Lo chef e la guerra cellulare

di Daniela Condorelli

(da “Dweb – La Repubblica delle donne” del 31 gennaio 2009)


Come fa il cibo ad allontanare il cancro? Perché alcune sostanze si comportano come killer e altre invece ci proteggono? Un corso di cucina lo spiega e insegna a cambiare menu.

 

Nel 2009 dieci milioni di persone si ammaleranno di cancro.

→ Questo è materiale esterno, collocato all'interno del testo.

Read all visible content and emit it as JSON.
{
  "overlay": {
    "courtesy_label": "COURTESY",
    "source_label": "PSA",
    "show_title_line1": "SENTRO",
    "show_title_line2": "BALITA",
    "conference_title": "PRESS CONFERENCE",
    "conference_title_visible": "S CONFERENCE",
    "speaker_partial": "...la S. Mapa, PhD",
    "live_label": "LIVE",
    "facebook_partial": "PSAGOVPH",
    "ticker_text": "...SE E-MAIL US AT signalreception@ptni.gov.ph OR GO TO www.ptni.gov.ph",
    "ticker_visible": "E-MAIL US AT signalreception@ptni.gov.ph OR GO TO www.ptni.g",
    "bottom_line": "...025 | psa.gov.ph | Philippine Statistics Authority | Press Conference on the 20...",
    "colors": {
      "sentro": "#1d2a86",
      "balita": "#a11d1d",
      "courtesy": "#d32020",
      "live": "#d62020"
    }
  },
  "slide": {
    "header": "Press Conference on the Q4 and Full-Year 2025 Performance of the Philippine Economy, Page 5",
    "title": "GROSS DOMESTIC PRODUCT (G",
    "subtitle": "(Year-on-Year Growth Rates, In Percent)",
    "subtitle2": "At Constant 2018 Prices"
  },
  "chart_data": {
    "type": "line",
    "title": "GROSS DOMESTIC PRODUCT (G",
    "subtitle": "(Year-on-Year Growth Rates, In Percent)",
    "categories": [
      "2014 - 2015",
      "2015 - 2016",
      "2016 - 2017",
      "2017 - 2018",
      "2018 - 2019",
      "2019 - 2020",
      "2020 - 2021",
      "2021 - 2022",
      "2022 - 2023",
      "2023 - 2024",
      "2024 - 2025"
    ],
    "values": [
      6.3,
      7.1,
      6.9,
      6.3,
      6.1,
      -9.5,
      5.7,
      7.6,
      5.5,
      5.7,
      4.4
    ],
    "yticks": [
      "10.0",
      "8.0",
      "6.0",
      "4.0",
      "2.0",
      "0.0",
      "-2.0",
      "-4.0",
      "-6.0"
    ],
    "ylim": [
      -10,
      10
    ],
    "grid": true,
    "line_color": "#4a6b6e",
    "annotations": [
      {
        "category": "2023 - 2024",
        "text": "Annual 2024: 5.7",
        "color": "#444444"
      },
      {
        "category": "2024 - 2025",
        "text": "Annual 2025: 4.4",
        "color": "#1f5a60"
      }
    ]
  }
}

Almeno tre milioni avrebbero potuto evitarlo. Sarebbe bastato un buon corso di cucina. Che spegnere la sigaretta salvi da nove tumori del polmone su dieci lo sanno tutti, anche se non tutti la spengono. Ma non tutti sanno che, a tavola, può cambiare il destino. Si salvano tre milioni su dieci. Uno su tre. Cinico? Statisticamente discutibile? Nessuno mi darà mai la garanzia che non mi ammalerò. Ma uno su tre, in tema di cancro, è un'immensità. Chi vorrebbe sapersi artefice della propria malattia o di quella dei propri figli? Basta cambiare menu. (...)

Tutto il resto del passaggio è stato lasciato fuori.